Despite challenges, ultrasound remains useful in obese trauma patients. Using the lowest frequency ultrasound probe along with tissue harmonic imaging improves image quality, according to an education exhibit presented at RSNA 2009.

"Ultrasound is often worthwhile attempting, despite individual variations in the distribution and sound attenuation of fat," said lead author Dr. Michael Modica, a radiologist at the University of Washington in Seattle. "The ultrasound machine should be set to ‘penetrate' mode. Position the patient to move the fat away from the sound beam. The aorta and kidney can be scanned with a coronal or posterior oblique approach in some obese patients."

In ultrasound, both the thickness of subcutaneous fat and the sound-attenuating properties of fat present difficulties. Sound attenuation increases exponentially with fat thickness, Modica said. Furthermore, ultrasound attenuation is frequency-dependent; the greater the frequency, the higher the sound attenuation, he said. For instance, a sound wave emitted from a 7-MHz transducer is attenuated by 50% after travelling through 1 cm of fat. When imaging an obese patient with 8 cm of subcutaneous fat, 94% of the original sound wave is attenuated before it reaches the peritoneal cavity.

Lowering the frequency of the transducer decreases attenuation, allowing more of the primary beam to penetrate the subcutaneous fat and reach peritoneal organs and deep vascular structures.

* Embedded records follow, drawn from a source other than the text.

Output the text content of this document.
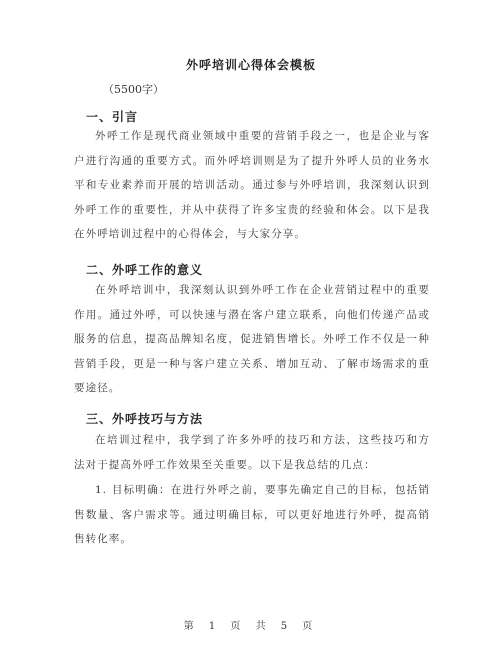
外呼培训心得体会模板
（5500字）
一、引言
外呼工作是现代商业领域中重要的营销手段之一，也是企业与客户进行沟通的重要方式。而外呼培训则是为了提升外呼人员的业务水平和专业素养而开展的培训活动。通过参与外呼培训，我深刻认识到外呼工作的重要性，并从中获得了许多宝贵的经验和体会。以下是我在外呼培训过程中的心得体会，与大家分享。
二、外呼工作的意义
在外呼培训中，我深刻认识到外呼工作在企业营销过程中的重要作用。通过外呼，可以快速与潜在客户建立联系，向他们传递产品或服务的信息，提高品牌知名度，促进销售增长。外呼工作不仅是一种营销手段，更是一种与客户建立关系、增加互动、了解市场需求的重要途径。
三、外呼技巧与方法
在培训过程中，我学到了许多外呼的技巧和方法，这些技巧和方法对于提高外呼工作效果至关重要。以下是我总结的几点：
1. 目标明确：在进行外呼之前，要事先确定自己的目标，包括销售数量、客户需求等。通过明确目标，可以更好地进行外呼，提高销售转化率。
第 1 页 共 5 页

When tissue harmonic imaging is used, harmonic beams are produced beyond the body wall, which reduces the defocusing effect of the body wall, produces better penetration in obese patients, and improves lesion detection, Modica said.

For radiography, he recommends using smart collimation and antiscatter grids and tightly coning the region of interest.

In CT, position the patient so the region of interest is in the separation of variables (SOV). Bundle the patient to increase his or her ‘roundness,' and if possible, use a wider, extrapolated reconstruction field-of-view and algorithms for truncation artifact reduction-and consider iterative reconstruction, Modica said. To avoid severe photon starvation, consider the generator and tube capacity in all future CT purchases, and optimize CT protocols for obese patients by increasing kVp , mAs, and slice thickness, and reduce pitch to improve the signal-to-noise ratio, Modica advised. As well as using specific protocols for children and small patients, design specific scanning protocols for obese patients.

Improvements in image quality often come by compromising on radiation dose, particularly in the obese patient, and preliminary studies imply significant increase in CT dose when comparing thin, overweight, and obese patients, he said.